In 2008,Microsoft paid around $500 million for the mobile company Danger. In Danger, Microsoft acquired the kind of innovative, startup-grade talent that could have been instrumental in courting consumers in the mobile space. But this union went south in a hurry, and Microsoft relegated much of the Danger team to the ill-fated ‘Pink’ mobile project, which has reportedly suffered numerous delays and has meandered in
focus due to inexperienced management. Danger which was supposed to co-operate with Microsoft and help them make phones—but all the key employees left, and Microsoft was left with ‘Kin’, a social smartphone, that flopped very badly

2.ebay and Skype



In the year 2005, the very popular then ebay bought Skype technologies for a considerably large amount of $2.6 billion hoping that online buyers would prefer voice calls and video calls to online auctions, thereby increasing the communications and place a feather in the cap of the company. But it turned out to be wrong maybe even call it a disaster. Customers of ebay never liked the new irrational approach of the ebay for online auction. So they turned down the idea of using online voice and video calls. Instead of boosting the companies morale ant the name, the company had just done the opposite. For many years ebay tried its level best to hype their idea but as the ending goes worse they were forced to sell Skype technologies to private investors for a loss of approximately $2 billion.
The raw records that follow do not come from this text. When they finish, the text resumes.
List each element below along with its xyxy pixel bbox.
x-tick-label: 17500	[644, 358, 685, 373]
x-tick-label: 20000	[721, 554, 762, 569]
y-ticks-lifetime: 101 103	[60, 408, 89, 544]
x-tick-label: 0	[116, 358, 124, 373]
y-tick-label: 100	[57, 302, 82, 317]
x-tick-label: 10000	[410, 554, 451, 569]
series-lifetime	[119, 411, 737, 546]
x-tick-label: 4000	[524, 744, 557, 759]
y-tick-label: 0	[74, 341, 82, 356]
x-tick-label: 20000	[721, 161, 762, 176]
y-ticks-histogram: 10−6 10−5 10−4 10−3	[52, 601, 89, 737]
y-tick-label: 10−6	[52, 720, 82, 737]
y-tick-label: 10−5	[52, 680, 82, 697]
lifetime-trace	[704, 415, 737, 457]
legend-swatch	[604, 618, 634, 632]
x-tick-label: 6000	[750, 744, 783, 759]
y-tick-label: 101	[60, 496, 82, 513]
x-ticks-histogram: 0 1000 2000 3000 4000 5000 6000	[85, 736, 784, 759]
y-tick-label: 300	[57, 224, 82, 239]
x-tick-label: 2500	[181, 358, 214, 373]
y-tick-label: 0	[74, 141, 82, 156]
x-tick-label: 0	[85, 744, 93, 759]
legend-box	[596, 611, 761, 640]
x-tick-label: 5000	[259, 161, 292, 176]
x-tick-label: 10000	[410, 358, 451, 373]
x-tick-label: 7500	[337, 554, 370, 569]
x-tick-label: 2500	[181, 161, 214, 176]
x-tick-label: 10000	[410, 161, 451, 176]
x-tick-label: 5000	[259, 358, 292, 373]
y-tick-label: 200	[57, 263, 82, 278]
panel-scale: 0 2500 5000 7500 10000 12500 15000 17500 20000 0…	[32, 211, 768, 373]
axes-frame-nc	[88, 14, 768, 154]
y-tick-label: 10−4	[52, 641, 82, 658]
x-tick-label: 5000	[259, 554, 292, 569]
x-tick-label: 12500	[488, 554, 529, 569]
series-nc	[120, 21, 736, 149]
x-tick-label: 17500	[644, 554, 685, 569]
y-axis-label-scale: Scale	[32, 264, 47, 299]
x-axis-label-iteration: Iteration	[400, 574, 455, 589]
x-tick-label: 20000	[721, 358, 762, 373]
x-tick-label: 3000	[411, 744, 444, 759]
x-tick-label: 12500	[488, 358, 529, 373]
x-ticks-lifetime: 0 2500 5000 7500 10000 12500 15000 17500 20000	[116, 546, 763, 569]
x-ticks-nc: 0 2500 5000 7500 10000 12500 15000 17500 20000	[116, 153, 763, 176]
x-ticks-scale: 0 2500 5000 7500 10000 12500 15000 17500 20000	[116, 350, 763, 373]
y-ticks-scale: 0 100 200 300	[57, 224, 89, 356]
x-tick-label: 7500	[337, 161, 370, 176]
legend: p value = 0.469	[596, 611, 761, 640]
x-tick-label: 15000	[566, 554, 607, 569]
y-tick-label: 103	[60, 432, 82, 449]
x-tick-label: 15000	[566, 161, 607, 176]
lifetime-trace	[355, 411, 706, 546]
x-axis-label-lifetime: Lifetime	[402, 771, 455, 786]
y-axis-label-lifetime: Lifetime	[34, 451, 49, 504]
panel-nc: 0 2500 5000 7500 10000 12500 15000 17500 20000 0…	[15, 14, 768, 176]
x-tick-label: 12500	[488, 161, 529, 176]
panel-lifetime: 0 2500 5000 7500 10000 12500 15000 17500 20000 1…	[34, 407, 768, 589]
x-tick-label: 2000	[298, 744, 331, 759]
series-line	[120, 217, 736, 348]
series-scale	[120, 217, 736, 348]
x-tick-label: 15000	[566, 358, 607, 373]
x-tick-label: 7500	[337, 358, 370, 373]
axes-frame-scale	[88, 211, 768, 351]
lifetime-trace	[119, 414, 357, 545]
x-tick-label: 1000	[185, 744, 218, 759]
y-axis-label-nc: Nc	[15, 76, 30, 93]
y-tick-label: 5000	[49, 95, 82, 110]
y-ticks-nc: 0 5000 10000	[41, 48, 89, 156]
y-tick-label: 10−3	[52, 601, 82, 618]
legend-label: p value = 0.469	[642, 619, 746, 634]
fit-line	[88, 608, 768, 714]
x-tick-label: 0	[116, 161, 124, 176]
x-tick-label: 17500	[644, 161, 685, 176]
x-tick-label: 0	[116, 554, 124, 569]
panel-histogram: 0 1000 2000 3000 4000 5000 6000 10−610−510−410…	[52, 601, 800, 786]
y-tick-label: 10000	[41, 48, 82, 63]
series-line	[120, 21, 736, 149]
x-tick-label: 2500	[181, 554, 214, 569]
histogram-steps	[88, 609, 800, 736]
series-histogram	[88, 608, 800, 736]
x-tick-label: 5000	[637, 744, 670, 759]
Skype was later acquired by Microsoft in 2011 for a whooping price of $8.5 billion. ebay survived the disaster.

1.AOL and Time Warner


In 2003, AOL purchase Time Warner for a whooping price of $164 Billion in the hopes to combine print and broadcast media with the internet to form a very powerful source of media. As soon as the deal was made the economy started coming down. This merger has got to be the worst of all time, it immobilized both companies for years, and destroyed billions in shareholder value.  After a long painful of 10 years they announced their split which had already by the time had destroyed their valuable assets.